Rejection is fact of life when it comes to being a writer. It’s going to happen no matter how famous/wonderful/handsome/talented you are. The sooner you learn that, the sooner you can get past rejection’s harsh sting.

The other day I read a post by Maurice Broaddus about learning from rejection letters. He shows a few of his personal stats when it comes to rejection. Rejections: 460. Acceptances: 56. While acknowledges that his stats have changed over time as a result of becoming more of a known entity (receiving invitations to participate in anthologies, etc.), he states that “there can be a difficult learning curve to rejections. […] Different kinds of rejections tell you different things. A lot of quick arriving form rejections may be telling you that the story’s not ready.”

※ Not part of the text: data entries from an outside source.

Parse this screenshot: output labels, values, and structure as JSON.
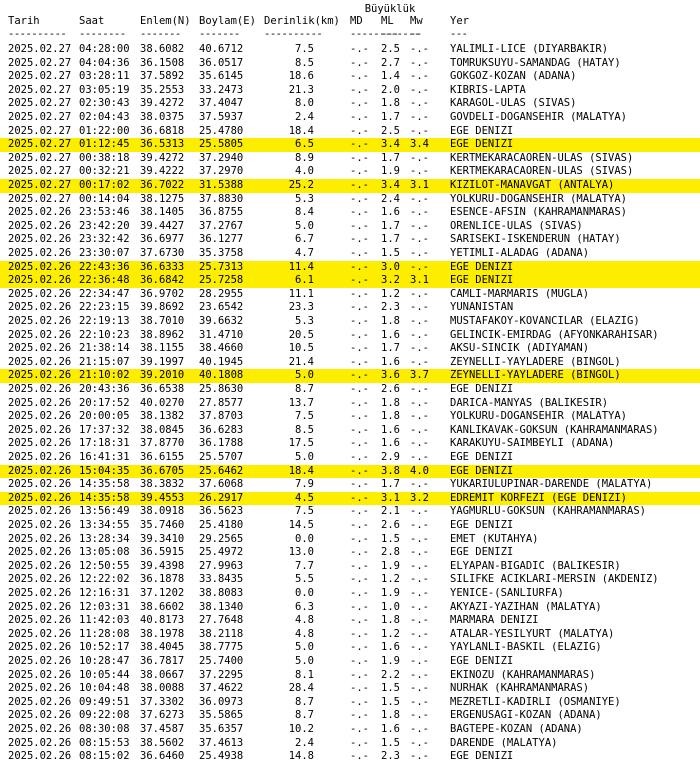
{
  "header": {
    "group_label": "Büyüklük",
    "columns": [
      "Tarih",
      "Saat",
      "Enlem(N)",
      "Boylam(E)",
      "Derinlik(km)",
      "MD",
      "ML",
      "Mw",
      "Yer"
    ],
    "separators": [
      "----------",
      "--------",
      "-------",
      "-------",
      "----------",
      "------------",
      "---",
      "--",
      "---"
    ]
  },
  "rows": [
    [
      "2025.02.27",
      "04:28:00",
      "38.6082",
      "40.6712",
      "7.5",
      "-.-",
      "2.5",
      "-.-",
      "YALIMLI-LICE (DIYARBAKIR)",
      false
    ],
    [
      "2025.02.27",
      "04:04:36",
      "36.1508",
      "36.0517",
      "8.5",
      "-.-",
      "2.7",
      "-.-",
      "TOMRUKSUYU-SAMANDAG (HATAY)",
      false
    ],
    [
      "2025.02.27",
      "03:28:11",
      "37.5892",
      "35.6145",
      "18.6",
      "-.-",
      "1.4",
      "-.-",
      "GOKGOZ-KOZAN (ADANA)",
      false
    ],
    [
      "2025.02.27",
      "03:05:19",
      "35.2553",
      "33.2473",
      "21.3",
      "-.-",
      "2.0",
      "-.-",
      "KIBRIS-LAPTA",
      false
    ],
    [
      "2025.02.27",
      "02:30:43",
      "39.4272",
      "37.4047",
      "8.0",
      "-.-",
      "1.8",
      "-.-",
      "KARAGOL-ULAS (SIVAS)",
      false
    ],
    [
      "2025.02.27",
      "02:04:43",
      "38.0375",
      "37.5937",
      "2.4",
      "-.-",
      "1.7",
      "-.-",
      "GOVDELI-DOGANSEHIR (MALATYA)",
      false
    ],
    [
      "2025.02.27",
      "01:22:00",
      "36.6818",
      "25.4780",
      "18.4",
      "-.-",
      "2.5",
      "-.-",
      "EGE DENIZI",
      false
    ],
    [
      "2025.02.27",
      "01:12:45",
      "36.5313",
      "25.5805",
      "6.5",
      "-.-",
      "3.4",
      "3.4",
      "EGE DENIZI",
      true
    ],
    [
      "2025.02.27",
      "00:38:18",
      "39.4272",
      "37.2940",
      "8.9",
      "-.-",
      "1.7",
      "-.-",
      "KERTMEKARACAOREN-ULAS (SIVAS)",
      false
    ],
    [
      "2025.02.27",
      "00:32:21",
      "39.4222",
      "37.2970",
      "4.0",
      "-.-",
      "1.9",
      "-.-",
      "KERTMEKARACAOREN-ULAS (SIVAS)",
      false
    ],
    [
      "2025.02.27",
      "00:17:02",
      "36.7022",
      "31.5388",
      "25.2",
      "-.-",
      "3.4",
      "3.1",
      "KIZILOT-MANAVGAT (ANTALYA)",
      true
    ],
    [
      "2025.02.27",
      "00:14:04",
      "38.1275",
      "37.8830",
      "5.3",
      "-.-",
      "2.4",
      "-.-",
      "YOLKURU-DOGANSEHIR (MALATYA)",
      false
    ],
    [
      "2025.02.26",
      "23:53:46",
      "38.1405",
      "36.8755",
      "8.4",
      "-.-",
      "1.6",
      "-.-",
      "ESENCE-AFSIN (KAHRAMANMARAS)",
      false
    ],
    [
      "2025.02.26",
      "23:42:20",
      "39.4427",
      "37.2767",
      "5.0",
      "-.-",
      "1.7",
      "-.-",
      "ORENLICE-ULAS (SIVAS)",
      false
    ],
    [
      "2025.02.26",
      "23:32:42",
      "36.6977",
      "36.1277",
      "6.7",
      "-.-",
      "1.7",
      "-.-",
      "SARISEKI-ISKENDERUN (HATAY)",
      false
    ],
    [
      "2025.02.26",
      "23:30:07",
      "37.6730",
      "35.3758",
      "4.7",
      "-.-",
      "1.5",
      "-.-",
      "YETIMLI-ALADAG (ADANA)",
      false
    ],
    [
      "2025.02.26",
      "22:43:36",
      "36.6333",
      "25.7313",
      "11.4",
      "-.-",
      "3.0",
      "-.-",
      "EGE DENIZI",
      true
    ],
    [
      "2025.02.26",
      "22:36:48",
      "36.6842",
      "25.7258",
      "6.1",
      "-.-",
      "3.2",
      "3.1",
      "EGE DENIZI",
      true
    ],
    [
      "2025.02.26",
      "22:34:47",
      "36.9702",
      "28.2955",
      "11.1",
      "-.-",
      "1.2",
      "-.-",
      "CAMLI-MARMARIS (MUGLA)",
      false
    ],
    [
      "2025.02.26",
      "22:23:15",
      "39.8692",
      "23.6542",
      "23.3",
      "-.-",
      "2.3",
      "-.-",
      "YUNANISTAN",
      false
    ],
    [
      "2025.02.26",
      "22:19:13",
      "38.7010",
      "39.6632",
      "5.3",
      "-.-",
      "1.8",
      "-.-",
      "MUSTAFAKOY-KOVANCILAR (ELAZIG)",
      false
    ],
    [
      "2025.02.26",
      "22:10:23",
      "38.8962",
      "31.4710",
      "20.5",
      "-.-",
      "1.6",
      "-.-",
      "GELINCIK-EMIRDAG (AFYONKARAHISAR)",
      false
    ],
    [
      "2025.02.26",
      "21:38:14",
      "38.1155",
      "38.4660",
      "10.5",
      "-.-",
      "1.7",
      "-.-",
      "AKSU-SINCIK (ADIYAMAN)",
      false
    ],
    [
      "2025.02.26",
      "21:15:07",
      "39.1997",
      "40.1945",
      "21.4",
      "-.-",
      "1.6",
      "-.-",
      "ZEYNELLI-YAYLADERE (BINGOL)",
      false
    ],
    [
      "2025.02.26",
      "21:10:02",
      "39.2010",
      "40.1808",
      "5.0",
      "-.-",
      "3.6",
      "3.7",
      "ZEYNELLI-YAYLADERE (BINGOL)",
      true
    ],
    [
      "2025.02.26",
      "20:43:36",
      "36.6538",
      "25.8630",
      "8.7",
      "-.-",
      "2.6",
      "-.-",
      "EGE DENIZI",
      false
    ],
    [
      "2025.02.26",
      "20:17:52",
      "40.0270",
      "27.8577",
      "13.7",
      "-.-",
      "1.8",
      "-.-",
      "DARICA-MANYAS (BALIKESIR)",
      false
    ],
    [
      "2025.02.26",
      "20:00:05",
      "38.1382",
      "37.8703",
      "7.5",
      "-.-",
      "1.8",
      "-.-",
      "YOLKURU-DOGANSEHIR (MALATYA)",
      false
    ],
    [
      "2025.02.26",
      "17:37:32",
      "38.0845",
      "36.6283",
      "8.5",
      "-.-",
      "1.6",
      "-.-",
      "KANLIKAVAK-GOKSUN (KAHRAMANMARAS)",
      false
    ],
    [
      "2025.02.26",
      "17:18:31",
      "37.8770",
      "36.1788",
      "17.5",
      "-.-",
      "1.6",
      "-.-",
      "KARAKUYU-SAIMBEYLI (ADANA)",
      false
    ],
    [
      "2025.02.26",
      "16:41:31",
      "36.6155",
      "25.5707",
      "5.0",
      "-.-",
      "2.9",
      "-.-",
      "EGE DENIZI",
      false
    ],
    [
      "2025.02.26",
      "15:04:35",
      "36.6705",
      "25.6462",
      "18.4",
      "-.-",
      "3.8",
      "4.0",
      "EGE DENIZI",
      true
    ],
    [
      "2025.02.26",
      "14:35:58",
      "38.3832",
      "37.6068",
      "7.9",
      "-.-",
      "1.7",
      "-.-",
      "YUKARIULUPINAR-DARENDE (MALATYA)",
      false
    ],
    [
      "2025.02.26",
      "14:35:58",
      "39.4553",
      "26.2917",
      "4.5",
      "-.-",
      "3.1",
      "3.2",
      "EDREMIT KORFEZI (EGE DENIZI)",
      true
    ],
    [
      "2025.02.26",
      "13:56:49",
      "38.0918",
      "36.5623",
      "7.5",
      "-.-",
      "2.1",
      "-.-",
      "YAGMURLU-GOKSUN (KAHRAMANMARAS)",
      false
    ],
    [
      "2025.02.26",
      "13:34:55",
      "35.7460",
      "25.4180",
      "14.5",
      "-.-",
      "2.6",
      "-.-",
      "EGE DENIZI",
      false
    ],
    [
      "2025.02.26",
      "13:28:34",
      "39.3410",
      "29.2565",
      "0.0",
      "-.-",
      "1.5",
      "-.-",
      "EMET (KUTAHYA)",
      false
    ],
    [
      "2025.02.26",
      "13:05:08",
      "36.5915",
      "25.4972",
      "13.0",
      "-.-",
      "2.8",
      "-.-",
      "EGE DENIZI",
      false
    ],
    [
      "2025.02.26",
      "12:50:55",
      "39.4398",
      "27.9963",
      "7.7",
      "-.-",
      "1.9",
      "-.-",
      "ELYAPAN-BIGADIC (BALIKESIR)",
      false
    ],
    [
      "2025.02.26",
      "12:22:02",
      "36.1878",
      "33.8435",
      "5.5",
      "-.-",
      "1.2",
      "-.-",
      "SILIFKE ACIKLARI-MERSIN (AKDENIZ)",
      false
    ],
    [
      "2025.02.26",
      "12:16:31",
      "37.1202",
      "38.8083",
      "0.0",
      "-.-",
      "1.9",
      "-.-",
      "YENICE-(SANLIURFA)",
      false
    ],
    [
      "2025.02.26",
      "12:03:31",
      "38.6602",
      "38.1340",
      "6.3",
      "-.-",
      "1.0",
      "-.-",
      "AKYAZI-YAZIHAN (MALATYA)",
      false
    ],
    [
      "2025.02.26",
      "11:42:03",
      "40.8173",
      "27.7648",
      "4.8",
      "-.-",
      "1.8",
      "-.-",
      "MARMARA DENIZI",
      false
    ],
    [
      "2025.02.26",
      "11:28:08",
      "38.1978",
      "38.2118",
      "4.8",
      "-.-",
      "1.2",
      "-.-",
      "ATALAR-YESILYURT (MALATYA)",
      false
    ],
    [
      "2025.02.26",
      "10:52:17",
      "38.4045",
      "38.7775",
      "5.0",
      "-.-",
      "1.6",
      "-.-",
      "YAYLANLI-BASKIL (ELAZIG)",
      false
    ],
    [
      "2025.02.26",
      "10:28:47",
      "36.7817",
      "25.7400",
      "5.0",
      "-.-",
      "1.9",
      "-.-",
      "EGE DENIZI",
      false
    ],
    [
      "2025.02.26",
      "10:05:44",
      "38.0667",
      "37.2295",
      "8.1",
      "-.-",
      "2.2",
      "-.-",
      "EKINOZU (KAHRAMANMARAS)",
      false
    ],
    [
      "2025.02.26",
      "10:04:48",
      "38.0088",
      "37.4622",
      "28.4",
      "-.-",
      "1.5",
      "-.-",
      "NURHAK (KAHRAMANMARAS)",
      false
    ],
    [
      "2025.02.26",
      "09:49:51",
      "37.3302",
      "36.0973",
      "8.7",
      "-.-",
      "1.5",
      "-.-",
      "MEZRETLI-KADIRLI (OSMANIYE)",
      false
    ],
    [
      "2025.02.26",
      "09:22:08",
      "37.6273",
      "35.5865",
      "8.7",
      "-.-",
      "1.8",
      "-.-",
      "ERGENUSAGI-KOZAN (ADANA)",
      false
    ],
    [
      "2025.02.26",
      "08:30:08",
      "37.4587",
      "35.6357",
      "10.2",
      "-.-",
      "1.6",
      "-.-",
      "BAGTEPE-KOZAN (ADANA)",
      false
    ],
    [
      "2025.02.26",
      "08:15:53",
      "38.5602",
      "37.4613",
      "2.4",
      "-.-",
      "1.5",
      "-.-",
      "DARENDE (MALATYA)",
      false
    ],
    [
      "2025.02.26",
      "08:15:02",
      "36.6460",
      "25.4938",
      "14.8",
      "-.-",
      "2.3",
      "-.-",
      "EGE DENIZI",
      false
    ]
  ]
}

So let’s look at what rejection letters can tell you. Obviously, when it comes to personalized rejection letters, they can give you invaluable feedback on your story. However, checking my Duotrope stats–practicing what Kelly Lagor calls “rejectomancy“–most of my rejections have all been form rejections. Does that mean that all of those stories weren’t ready? Not necessarily.

Sometimes rejection feels like this...

As Lagor states in her blog post about being a slush reader for Apex, “The timing of a rejection means nothing.” Many publishing houses and magazines get so many submissions that it would be impossible to provide detailed feedback about why they’re rejecting your story. There’s just too many submissions.

So when you get a form letter it might not mean anything more than a scenario like this: “Duotrope says a bunch of form rejections went out in three days last week and yours has been out for seven? Maybe I really liked it and I’m chewing it over for a few days. Maybe I sent it up to the editor. Or maybe I was in Texas all week for a work meeting.”

The rest of her post talks about some of the reasons why she rejects stories: boring the slush reader, problems with the ending, cliches, and simple matters of taste. This is all useful information to keep in mind, but without personalized feedback, you might never know for sure exactly why your story wasn’t accepted.

So, can rejections teach us things about our writing? Yes and no. It’s not always a cut and dry answer. If you get a personal rejection letter like I got from Angry Robot Books, then it told me a lot about my story, its personality, and the type of sensibilities Angry Robot was looking for. However, sometimes form letters are just that: “Sorry, this just didn’t grab me.” It’s up to you to interpret what that could mean. The timing of the rejection probably means nothing.

But can rejections teach us things about ourselves? Absolutely. One hundred percent yes. They can teach us not to get discouraged, that nothing in the writing world comes without some blood, sweat, and tears. Broaddus hits the nail on the head here: “sometimes the biggest lesson is getting up, dusting yourself off, and sending your story out again.”